Na ressaca das eleições de outubro, demasiada gente assumiu que o nossos sistema passou a ser parlamentarista. É verdade que foi a primeira vez que o Parlamento encontrou uma solução de governo contrária à leitura tradicional das eleições e à vontade do Presidente. Mas isso não quis nem quer dizer que o sistema tenha ficado estruturalmente desequilibrado. Os pesos e contrapesos do nosso sistema político são os mesmos de sempre e isso será evidente quando existir uma crise.
O erro de análise de que o Presidente não interessa é, curiosamente, comum a partes da esquerda e da direita. A esquerda porque festeja o poder executivo e parlamentar e, assim, entende que o Presidente é sobretudo decorativo; a direita porque achou que só devia votar num Presidente que tivesse como programa político a dissolução, como se isso fosse possível ou lógico. Estas duas visões extremadas e erradas contibuiram para um desiteresse geral e até para a ideia absurda de que o Presidente pudesse pasar a ser eleito por voto indireto, via Parlamento.
Há muitos países onde isso acontece, como a Grécia, a Alemanha ou a Itália, por exemplo.

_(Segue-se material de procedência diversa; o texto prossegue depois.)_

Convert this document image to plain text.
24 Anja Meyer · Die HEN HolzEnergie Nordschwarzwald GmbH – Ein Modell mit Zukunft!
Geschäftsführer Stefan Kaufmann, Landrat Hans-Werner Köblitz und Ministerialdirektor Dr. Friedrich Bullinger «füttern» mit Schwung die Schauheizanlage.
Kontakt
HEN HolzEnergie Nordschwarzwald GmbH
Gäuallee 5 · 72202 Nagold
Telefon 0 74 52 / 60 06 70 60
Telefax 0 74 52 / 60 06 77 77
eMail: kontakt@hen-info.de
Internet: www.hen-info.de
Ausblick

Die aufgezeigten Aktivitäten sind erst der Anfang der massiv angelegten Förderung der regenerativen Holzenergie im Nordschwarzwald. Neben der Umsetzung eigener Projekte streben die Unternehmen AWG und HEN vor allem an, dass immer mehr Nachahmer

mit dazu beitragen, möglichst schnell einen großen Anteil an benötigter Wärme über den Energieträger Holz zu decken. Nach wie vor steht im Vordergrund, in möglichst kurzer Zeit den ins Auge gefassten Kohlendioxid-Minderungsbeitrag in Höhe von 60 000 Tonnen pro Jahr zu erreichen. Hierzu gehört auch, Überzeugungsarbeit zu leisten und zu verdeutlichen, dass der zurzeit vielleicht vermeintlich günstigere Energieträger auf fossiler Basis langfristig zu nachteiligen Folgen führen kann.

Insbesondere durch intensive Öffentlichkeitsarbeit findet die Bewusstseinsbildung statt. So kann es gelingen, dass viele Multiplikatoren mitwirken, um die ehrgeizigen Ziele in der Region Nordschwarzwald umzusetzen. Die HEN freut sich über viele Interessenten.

Mas aí, sim, os Presidentes são sobretudo decorativos ou redutos institucionais, com pouco ou nenhum poder. Só em crises gravíssimas, como a que, por exemplo, levou à ‘destituição’ de Sílvio Berlusconi em Itália é que são chamados a intervir. No nosso sistema político isso não faz sentido. É o voto direto que dá a legitimidade e justifica os poderes extremos que o Presidente tem.

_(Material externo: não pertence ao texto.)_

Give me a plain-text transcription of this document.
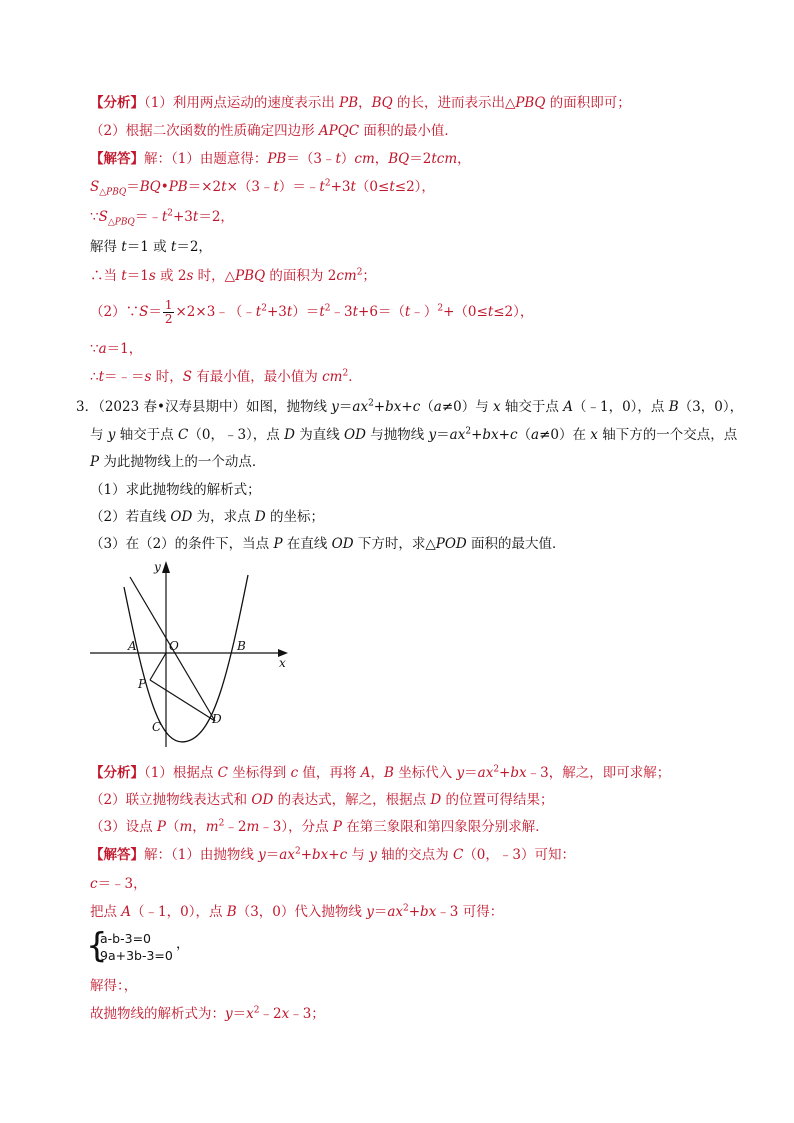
【分析】（1）利用两点运动的速度表示出 PB，BQ 的长，进而表示出△PBQ 的面积即可；
（2）根据二次函数的性质确定四边形 APQC 面积的最小值．
【解答】解：（1）由题意得：PB＝（3﹣t）cm，BQ＝2tcm，
$S_{\triangle PBQ}=BQ•PB=\times 2t\times(3﹣t)=﹣t^2+3t(0\le t\le 2)$，
$\because S_{\triangle PBQ}=﹣t^2+3t=2$，
解得 t＝1 或 t＝2，
∴当 t＝1s 或 2s 时，△PBQ 的面积为 $2cm^2$；
（2）∵S＝ $\frac{1}{2}$ $\times 2\times 3﹣(﹣t^2+3t)=t^2﹣3t+6=(t﹣)^2+(0\le t\le 2)$，
∵a＝1，
∴t＝﹣＝s 时，S 有最小值，最小值为 $cm^2$．
3．（2023 春•汉寿县期中）如图，抛物线 $y=ax^2+bx+c(a\ne 0)$与 x 轴交于点 A（﹣1，0），点 B（3，0），
与 y 轴交于点 C（0，﹣3），点 D 为直线 OD 与抛物线 $y=ax^2+bx+c(a\ne 0)$在 x 轴下方的一个交点，点
P 为此抛物线上的一个动点．
（1）求此抛物线的解析式；
（2）若直线 OD 为，求点 D 的坐标；
（3）在（2）的条件下，当点 P 在直线 OD 下方时，求△POD 面积的最大值．
y
x
A	O	B
P
C
D
【分析】（1）根据点 C 坐标得到 c 值，再将 A，B 坐标代入 $y=ax^2+bx﹣3$，解之，即可求解；
（2）联立抛物线表达式和 OD 的表达式，解之，根据点 D 的位置可得结果；
（3）设点 P（m，$m^2﹣2m﹣3$），分点 P 在第三象限和第四象限分别求解．
【解答】解：（1）由抛物线 $y=ax^2+bx+c$ 与 y 轴的交点为 C（0，﹣3）可知：
c＝﹣3，
把点 A（﹣1，0），点 B（3，0）代入抛物线 $y=ax^2+bx﹣3$ 可得：
{
a-b-3=0
9a+3b-3=0
，
解得：，
故抛物线的解析式为：$y=x^2﹣2x﹣3$；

Marcelo vai ter muito mais trabalho do que esta campanha deu a entender. A situação económica é débil, o Orçamento frágil, a economia internacional está em sobressalto, a União Europeia enfrenta desafios dramáticos, temos um desequilibrio demográfico gravíssimo, um Estado Social em crise e, para ajudar à festa, os dois maiories partidos sem pontos de contacto. O Presidente vai ter muito mais trabalho e, por arrasto, muito poder para exercer. É por isso que devia ter uma base de participação eleitoral muito superior.